I think you've way undersold Tom Landry.
Quite a bit in fact. No one saw what Tom Landry did in Chuck Howley. He had been considered a bust for the Bears. Was completely out of football in 1960.
Rayfield Wright was drafted as a TE. Landry saw him as an OT.
Mark Tuinei was a DT at Hawaii. Landry moved him to OT.
Landry saw Todd Christianson as a TE. He didn't and wanted to stay at FB. Al Davis agreed with Landry and Christianson became a great TE.
Drew Pearson was a QB at Tulsa his first 2 seasons. In fact he replaced Joe Theisman as QB of his HS team. Though undrafted Landry saw something in him immediately.
In addition to inventing the Flex Defense it was Landry who resurrected the shotgun formation from the archives of Red Hickey and made it the most efficient 3rd down tool in the NFL. He saw in Bob Hayes a way to spread defenses so thin his teams could practically score at will. It forced other teams to create Zone Defenses to stop Landry's schemes.

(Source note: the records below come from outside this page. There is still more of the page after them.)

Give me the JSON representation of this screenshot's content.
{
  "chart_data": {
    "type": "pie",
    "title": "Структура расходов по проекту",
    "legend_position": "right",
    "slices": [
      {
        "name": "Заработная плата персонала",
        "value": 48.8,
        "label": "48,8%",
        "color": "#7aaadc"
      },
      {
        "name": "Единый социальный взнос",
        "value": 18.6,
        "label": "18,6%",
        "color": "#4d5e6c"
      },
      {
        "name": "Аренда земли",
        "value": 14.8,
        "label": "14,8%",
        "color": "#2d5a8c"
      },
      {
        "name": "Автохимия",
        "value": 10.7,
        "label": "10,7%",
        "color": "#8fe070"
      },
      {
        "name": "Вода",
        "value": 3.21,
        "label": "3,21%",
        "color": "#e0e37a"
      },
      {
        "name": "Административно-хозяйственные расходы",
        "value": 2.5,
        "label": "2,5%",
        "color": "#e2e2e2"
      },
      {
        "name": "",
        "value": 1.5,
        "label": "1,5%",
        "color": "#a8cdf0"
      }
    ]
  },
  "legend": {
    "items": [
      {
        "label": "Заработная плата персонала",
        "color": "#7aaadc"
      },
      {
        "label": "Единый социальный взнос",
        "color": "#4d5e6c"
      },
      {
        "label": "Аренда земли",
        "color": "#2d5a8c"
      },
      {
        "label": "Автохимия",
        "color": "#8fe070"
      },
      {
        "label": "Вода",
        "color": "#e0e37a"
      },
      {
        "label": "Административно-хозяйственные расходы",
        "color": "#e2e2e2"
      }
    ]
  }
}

Every Hall of Famer of the Landry era does credit him with making them better. Bob Lilly, Roger Staubach, Mel Renfro, Rayfield Wright, Bob Hayes, Tony Dorsett, Randy White, and even Lance Alworth, Forrest Gregg, and Herb Adderly, who were famed in other arenas credit him with teachign them things they did not know and two of those guys played for Lombardi, one for Al Davis. Not to mention a guy like Mike Ditka who played under Papa Bear George Halas but coached under Landry as soon as he retired.

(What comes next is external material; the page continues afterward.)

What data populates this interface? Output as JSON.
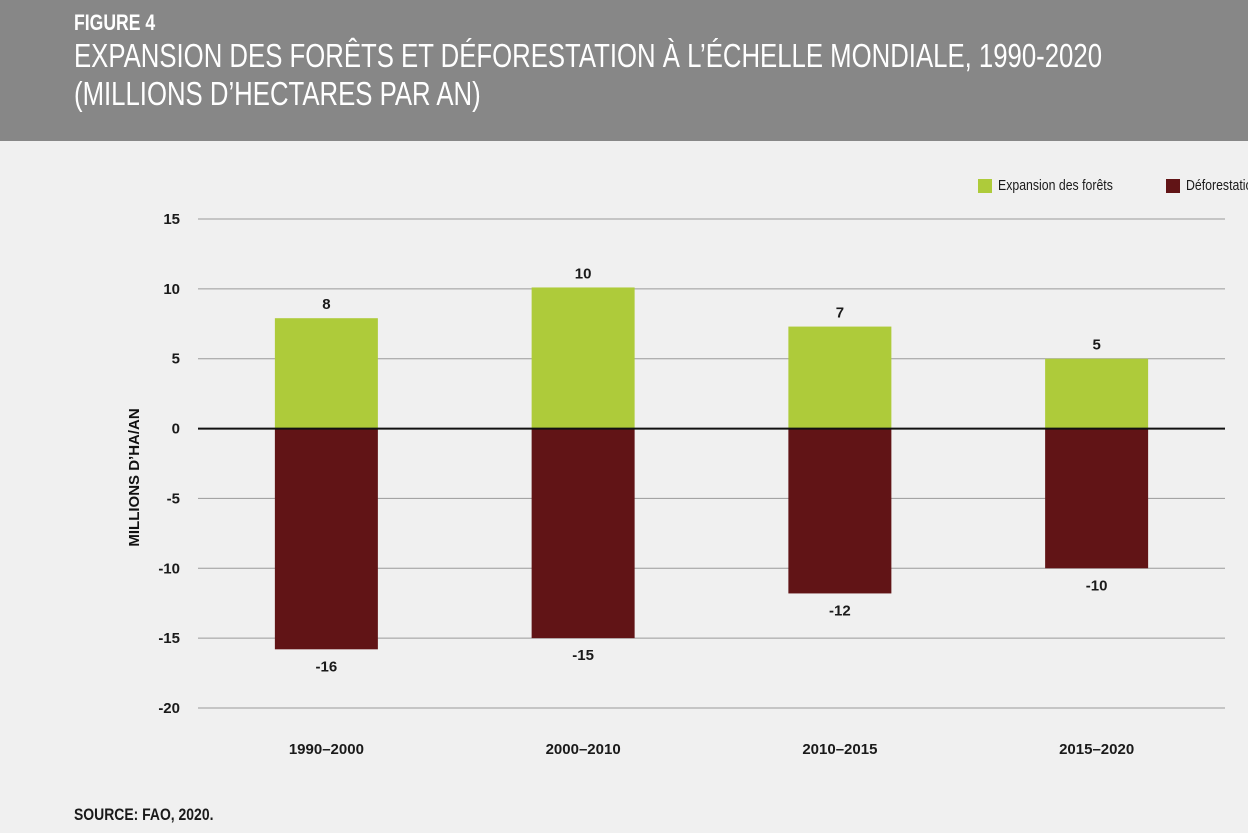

Landry's coaching tree is as impressive as any out there. In addition to Ditka, Dick Nolan, Dan Reeves, Raymond Berry, Forrest Gregg, Gene Stallings. Each will tell you Landry's influence on them was huge.
Bill Parcells has admitted that many of his coaching philosophies came from studying Landry. Bill Belichick routinely asks former Landry players for insights into the man.